Il rettore Flavio Deflorian, in vista delle elezioni provinciali, lancia una provocazione alle forze politiche in campo: "Crediamo o no nel modello trentino, nato su stimolo del territorio e diventato fattore di sviluppo culturale, sociale ed economico? A rischio borse di dottorato e servizi per studenti e studentesse. Stop a nuove iniziative proposte dalla comunità". Tra i nodi, la Scuola di medicina e i rapporti con le fondazioni di ricerca
TRENTO. Costo o investimento? A lanciare la provocazione è il rettore dell'Ateneo trentino Flavio Deflorian che, in vista delle elezioni provinciali di ottobre, vuole fare arrivare alle forze politiche in campo un messaggio chiaro: il modello universitario trentino, nato sessant'anni fa su stimolo del territorio e diventato per il territorio fattore di sviluppo culturale, sociale ed economico, è un modello in cui continuare a credere? “Se si ritiene che l'Università sia un investimento per il Trentino e non un costo per le casse provinciali – spiega il rettore, – servono maggiori risorse per sostenerne il funzionamento, più impegno per garantire alloggi, borse di studio e servizi a studenti e studentesse, un piano per lo sviluppo di medicina e delle professioni sanitarie e una regia forte nei rapporti con le fondazioni di ricerca”.
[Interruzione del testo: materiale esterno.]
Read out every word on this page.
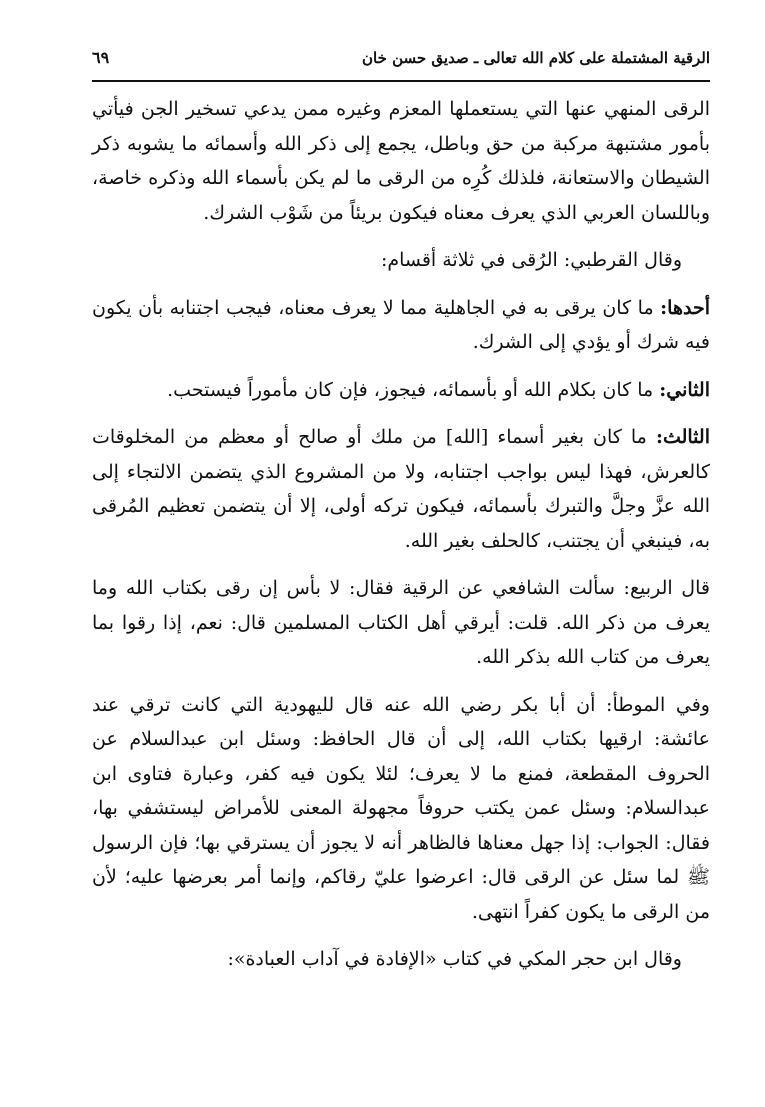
الرقية المشتملة على كلام الله تعالى ـ صديق حسن خان
٦٩

الرقى المنهي عنها التي يستعملها المعزم وغيره ممن يدعي تسخير الجن فيأتي بأمور مشتبهة مركبة من حق وباطل، يجمع إلى ذكر الله وأسمائه ما يشوبه ذكر الشيطان والاستعانة، فلذلك كُرِه من الرقى ما لم يكن بأسماء الله وذكره خاصة، وباللسان العربي الذي يعرف معناه فيكون بريئاً من شَوْب الشرك.

وقال القرطبي: الرُقى في ثلاثة أقسام:

أحدها: ما كان يرقى به في الجاهلية مما لا يعرف معناه، فيجب اجتنابه بأن يكون فيه شرك أو يؤدي إلى الشرك.

الثاني: ما كان بكلام الله أو بأسمائه، فيجوز، فإن كان مأموراً فيستحب.

الثالث: ما كان بغير أسماء [الله] من ملك أو صالح أو معظم من المخلوقات كالعرش، فهذا ليس بواجب اجتنابه، ولا من المشروع الذي يتضمن الالتجاء إلى الله عزَّ وجلَّ والتبرك بأسمائه، فيكون تركه أولى، إلا أن يتضمن تعظيم المُرقى به، فينبغي أن يجتنب، كالحلف بغير الله.

قال الربيع: سألت الشافعي عن الرقية فقال: لا بأس إن رقى بكتاب الله وما يعرف من ذكر الله. قلت: أيرقي أهل الكتاب المسلمين قال: نعم، إذا رقوا بما يعرف من كتاب الله بذكر الله.

وفي الموطأ: أن أبا بكر رضي الله عنه قال لليهودية التي كانت ترقي عند عائشة: ارقيها بكتاب الله، إلى أن قال الحافظ: وسئل ابن عبدالسلام عن الحروف المقطعة، فمنع ما لا يعرف؛ لئلا يكون فيه كفر، وعبارة فتاوى ابن عبدالسلام: وسئل عمن يكتب حروفاً مجهولة المعنى للأمراض ليستشفي بها، فقال: الجواب: إذا جهل معناها فالظاهر أنه لا يجوز أن يسترقي بها؛ فإن الرسول ﷺ لما سئل عن الرقى قال: اعرضوا عليّ رقاكم، وإنما أمر بعرضها عليه؛ لأن من الرقى ما يكون كفراً انتهى.

وقال ابن حجر المكي في كتاب «الإفادة في آداب العبادة»:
La richiesta parte da un dato: il bilancio dell'Università di Trento soffre. “Se nel 2022 abbiamo chiuso con un deficit di oltre 4 milioni di euro – spiega Deflorian, – la previsione per il 2023 è di uno sbilanciamento quasi tre volte maggiore, stimato tra i 10 e i 15 milioni di euro”. Uno squilibrio dovuto in particolare al costo del personale, ma anche all'aumento delle spese di gestione e manutenzione degli immobili.
Se l'Università si impegnerà per ridurre i costi – assicura il rettore, - serve, tuttavia, un adeguamento strutturale della quota base erogata dalla Provincia (che ad oggi ammonta a 114 milioni di euro), aumentandola in modo che copra le maggiori spese di funzionamento”. In caso contrario, a rischio sono i servizi per studenti e studentesse, l'offerta formativa e di ricerca, le borse di dottorato e altre nuove iniziative proposte dalla comunità trentina. “Il rischio è di un'involuzione – afferma Deflorian, - di un'inversione di marcia da un modello di UniTrento premiato da posizionamenti al vertice delle classifiche nazionali e internazionali in termini di qualità della didattica e della ricerca ad un Ateneo di basso profilo. Uno scenario – aggiunge – che rappresenterebbe il fallimento della delega provinciale sull'università”.
Tra i progetti che, qualora venisse a mancare il finanziamento pubblico, rischierebbero di rimanere al palo c'è la facoltà di Medicina, “ad oggi solo 'laurea' e non 'scuola' – sottolinea ancora Deflorian. - Se entro un anno puntiamo ad avere la prima specializzazione, è invece ancora lungo il percorso per assorbire dall'Università di Verona le professioni sanitarie - si stimano tra i 3 e i 5 anni”. Ma, appunto, servono fondi. Nel 2019 il Dolomiti aveva scritto come l'apertura della facoltà di Medicina rischiava di esporre l'ateneo a potenziali debiti successivi (qui articolo). “Nel piano originale dei finanziamenti provinciali non sono state previste le scuole dei specializzazione – precisa il rettore. - Ci sono costi vivi di cui UniTrento deve farsi carico. Ad esempio, serviranno nuovi reclutamenti di personale docente”.
Capitolo dolente riguarda gli alloggi per studenti e studentesse. Sono circa 10mila coloro che vengono da fuori provincia, il 65% del totale. Ma gli attuali posti letto – che sono circa 1100 – coprono solo la metà di chi ne avrebbe diritto e solo il 10% di chi viene da fuori sede. “Sono stati realizzati nuovi studentati, ma non bastano” spiega ancora il rettore.
Last but not least, il sistema della ricerca, che riguarda nello specifico la collaborazione con Fondazione Bruno Kessler e Fondazione Edmund Mach. “Da anni soffriamo per mancanza di spazi e risorse, in particolare nei rapporti con la Fondazione Mach, con la quale è attivo il progetto C3A (Centro Agricoltura, Alimenti e Ambiente). Serve, quindi, una regia forte che garantisca un sistema integrato della ricerca trentina”.